Paving the Way Ahead
A strong balance sheet and access to liquidity provide SIA Group the resources to navigate the crisis at hand. During the quarter, SIA became the first airline to offer live in-flight online shopping when KrisShop’s e-commerce platform became available via the KrisWorld in-flight entertainment system.
All frontline ground staff and around 98% of the active pilots and cabin crew in the group have been vaccinated.
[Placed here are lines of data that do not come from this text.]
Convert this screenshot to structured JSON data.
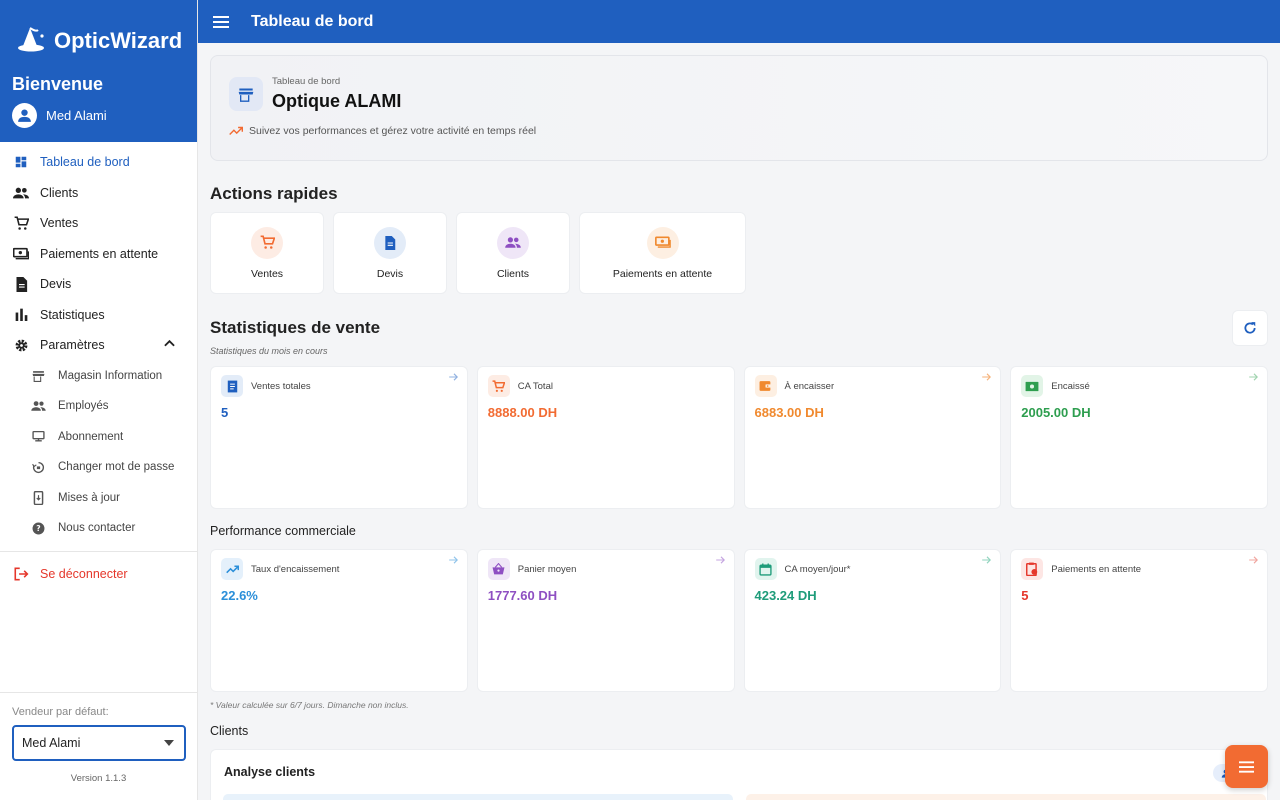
{
  "app": {
    "name": "OpticWizard",
    "page_title": "Tableau de bord"
  },
  "sidebar": {
    "welcome": "Bienvenue",
    "user": "Med Alami",
    "items": [
      {
        "label": "Tableau de bord",
        "icon": "dashboard-icon",
        "active": true
      },
      {
        "label": "Clients",
        "icon": "people-icon"
      },
      {
        "label": "Ventes",
        "icon": "cart-icon"
      },
      {
        "label": "Paiements en attente",
        "icon": "payments-icon"
      },
      {
        "label": "Devis",
        "icon": "document-icon"
      },
      {
        "label": "Statistiques",
        "icon": "bar-chart-icon"
      },
      {
        "label": "Paramètres",
        "icon": "gear-icon",
        "expanded": true
      }
    ],
    "sub_items": [
      {
        "label": "Magasin Information",
        "icon": "store-icon"
      },
      {
        "label": "Employés",
        "icon": "people-icon"
      },
      {
        "label": "Abonnement",
        "icon": "subscription-icon"
      },
      {
        "label": "Changer mot de passe",
        "icon": "lock-reset-icon"
      },
      {
        "label": "Mises à jour",
        "icon": "update-icon"
      },
      {
        "label": "Nous contacter",
        "icon": "help-icon"
      }
    ],
    "logout": "Se déconnecter",
    "default_seller_label": "Vendeur par défaut:",
    "default_seller_value": "Med Alami",
    "version": "Version 1.1.3"
  },
  "hero": {
    "small": "Tableau de bord",
    "title": "Optique ALAMI",
    "subtitle": "Suivez vos performances et gérez votre activité en temps réel"
  },
  "quick_actions": {
    "title": "Actions rapides",
    "items": [
      {
        "label": "Ventes",
        "icon": "cart-icon",
        "color": "#f26b32",
        "bg": "#fdece4"
      },
      {
        "label": "Devis",
        "icon": "document-icon",
        "color": "#1f5fbf",
        "bg": "#e3ecf8"
      },
      {
        "label": "Clients",
        "icon": "people-icon",
        "color": "#8e4fc2",
        "bg": "#efe6f7"
      },
      {
        "label": "Paiements en attente",
        "icon": "payments-icon",
        "color": "#f0892e",
        "bg": "#fdefe2"
      }
    ]
  },
  "sales_stats": {
    "title": "Statistiques de vente",
    "subtitle": "Statistiques du mois en cours",
    "cards": [
      {
        "label": "Ventes totales",
        "value": "5",
        "color": "#1f5fbf",
        "icon": "receipt-icon"
      },
      {
        "label": "CA Total",
        "value": "8888.00 DH",
        "color": "#f26b32",
        "icon": "cart-icon"
      },
      {
        "label": "À encaisser",
        "value": "6883.00 DH",
        "color": "#f0892e",
        "icon": "wallet-icon"
      },
      {
        "label": "Encaissé",
        "value": "2005.00 DH",
        "color": "#2e9e4f",
        "icon": "cash-icon"
      }
    ]
  },
  "performance": {
    "title": "Performance commerciale",
    "cards": [
      {
        "label": "Taux d'encaissement",
        "value": "22.6%",
        "color": "#2b8fd9",
        "icon": "trending-up-icon"
      },
      {
        "label": "Panier moyen",
        "value": "1777.60 DH",
        "color": "#8e4fc2",
        "icon": "basket-icon"
      },
      {
        "label": "CA moyen/jour*",
        "value": "423.24 DH",
        "color": "#1f9c7a",
        "icon": "calendar-icon"
      },
      {
        "label": "Paiements en attente",
        "value": "5",
        "color": "#e5372b",
        "icon": "pending-icon"
      }
    ],
    "footnote": "* Valeur calculée sur 6/7 jours. Dimanche non inclus."
  },
  "clients": {
    "title": "Clients",
    "analysis_title": "Analyse clients",
    "badge": "2 c"
  }
}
The group continues to pursue initiatives towards decarbonisation and environmental sustainability across its operations. During the quarter, the group committed to achieving net-zero carbon emissions by 2050. Investment in new generation aircraft will reduce fuel burn by up to 30% versus prior generation aircraft on comparable missions. It will adopt low-carbon technology such as sustainable aviation fuels and carbon offsetting. A voluntary carbon offset programme was recently launched allowing SIA and Scoot passengers as well as cargo customers to offset their emissions.